Fewer children are getting assistance because they don't qualify under rules adopted by Congress as part of the 1996 welfare reform law. Those rules tied eligibility for federal foster care assistance to whether a child was removed from a family that qualified for public assistance under the old welfare program known as Aid to Families with Dependent Children, or AFDC. As a result, the federal government subsidizes a portion of states' foster care and adoption assistance costs only if the child's family was eligible for AFDC in 1996.

This regulation was proposed as a temporary measure that Congress was to later amend. But it has endured for 10 years, leaving the rules tied to a public assistance program that no longer exists and that are based on outdated and complex income-eligibility requirements. In the meantime, states have had to make up the shortfall using money that could otherwise go to enhancing child protective services and abuse prevention programs that keep more children out of the welfare system in the first place. Only 52 percent of the nearly 11,000 foster children in Maryland are eligible for federal assistance under the current rule.

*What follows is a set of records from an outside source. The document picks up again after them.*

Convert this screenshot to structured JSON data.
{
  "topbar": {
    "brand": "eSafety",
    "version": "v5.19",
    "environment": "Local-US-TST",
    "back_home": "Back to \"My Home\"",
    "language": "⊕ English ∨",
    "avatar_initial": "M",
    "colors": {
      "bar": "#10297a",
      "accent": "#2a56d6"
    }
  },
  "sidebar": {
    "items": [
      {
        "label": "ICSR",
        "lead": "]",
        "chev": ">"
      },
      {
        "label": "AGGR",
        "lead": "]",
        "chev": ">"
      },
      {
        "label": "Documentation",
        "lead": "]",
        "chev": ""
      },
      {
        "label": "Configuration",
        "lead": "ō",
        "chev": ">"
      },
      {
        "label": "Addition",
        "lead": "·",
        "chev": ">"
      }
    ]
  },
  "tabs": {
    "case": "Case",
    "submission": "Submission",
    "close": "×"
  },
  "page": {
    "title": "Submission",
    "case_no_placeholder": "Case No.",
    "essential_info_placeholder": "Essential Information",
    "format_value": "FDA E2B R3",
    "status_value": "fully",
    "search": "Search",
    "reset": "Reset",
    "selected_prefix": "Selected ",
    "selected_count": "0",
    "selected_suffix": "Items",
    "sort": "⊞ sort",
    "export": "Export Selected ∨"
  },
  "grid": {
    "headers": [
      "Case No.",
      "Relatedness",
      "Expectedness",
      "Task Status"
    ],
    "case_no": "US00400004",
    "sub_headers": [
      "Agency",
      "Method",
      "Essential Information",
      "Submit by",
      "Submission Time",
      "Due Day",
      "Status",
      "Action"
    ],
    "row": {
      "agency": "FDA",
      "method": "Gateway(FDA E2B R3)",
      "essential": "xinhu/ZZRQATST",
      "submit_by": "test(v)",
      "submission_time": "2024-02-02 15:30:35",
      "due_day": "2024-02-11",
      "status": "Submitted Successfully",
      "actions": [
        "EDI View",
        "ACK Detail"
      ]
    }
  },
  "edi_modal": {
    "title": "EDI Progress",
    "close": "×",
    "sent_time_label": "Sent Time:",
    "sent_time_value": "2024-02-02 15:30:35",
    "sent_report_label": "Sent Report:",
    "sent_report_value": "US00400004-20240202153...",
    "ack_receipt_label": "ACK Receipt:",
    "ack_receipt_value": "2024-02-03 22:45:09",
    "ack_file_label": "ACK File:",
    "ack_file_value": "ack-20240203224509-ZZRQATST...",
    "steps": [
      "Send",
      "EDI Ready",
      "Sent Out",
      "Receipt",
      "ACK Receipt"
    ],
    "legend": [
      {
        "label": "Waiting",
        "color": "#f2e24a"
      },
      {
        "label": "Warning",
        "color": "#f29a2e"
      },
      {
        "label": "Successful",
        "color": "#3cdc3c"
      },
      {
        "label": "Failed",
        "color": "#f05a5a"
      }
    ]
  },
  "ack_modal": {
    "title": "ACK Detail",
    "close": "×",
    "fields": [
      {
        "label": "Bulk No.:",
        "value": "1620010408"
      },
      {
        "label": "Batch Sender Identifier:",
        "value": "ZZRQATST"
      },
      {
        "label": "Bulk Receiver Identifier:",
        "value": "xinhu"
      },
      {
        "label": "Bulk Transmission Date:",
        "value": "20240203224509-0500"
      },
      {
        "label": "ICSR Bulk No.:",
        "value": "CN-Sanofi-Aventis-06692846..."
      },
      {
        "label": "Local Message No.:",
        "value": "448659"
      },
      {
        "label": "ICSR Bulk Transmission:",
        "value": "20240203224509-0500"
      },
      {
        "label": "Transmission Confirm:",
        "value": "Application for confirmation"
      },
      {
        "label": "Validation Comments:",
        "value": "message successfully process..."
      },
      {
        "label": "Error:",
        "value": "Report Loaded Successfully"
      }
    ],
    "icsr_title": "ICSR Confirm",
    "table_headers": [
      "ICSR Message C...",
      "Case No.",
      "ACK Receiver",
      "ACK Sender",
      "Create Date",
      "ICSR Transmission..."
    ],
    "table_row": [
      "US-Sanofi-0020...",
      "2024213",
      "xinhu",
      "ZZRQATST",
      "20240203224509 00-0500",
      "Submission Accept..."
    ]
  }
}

Lawmakers have given this issue sporadic lip service instead of simply amending the law. As it stands, the regulation denies assistance to abused and neglected children and those with special needs who would otherwise be entitled to it.

A study by the Child Welfare League of America found that 55 percent of the 559,000 children in foster care nationwide in 1998 were eligible for federal assistance on average each month. By 2004, fewer than half of the 517,000 children in foster care were eligible. Child welfare advocates attribute the decline to the 1996 regulation.

Maryland Rep. Benjamin L. Cardin proposed legislation in 2003 that would have given states the option of using current welfare-eligibility standards, but the measure went nowhere in the Republican-controlled House. A similar measure was reintroduced last year, and it, too, has languished.

That's too bad. Ten years is plenty of time for reflection and review - in fact, it's far too long.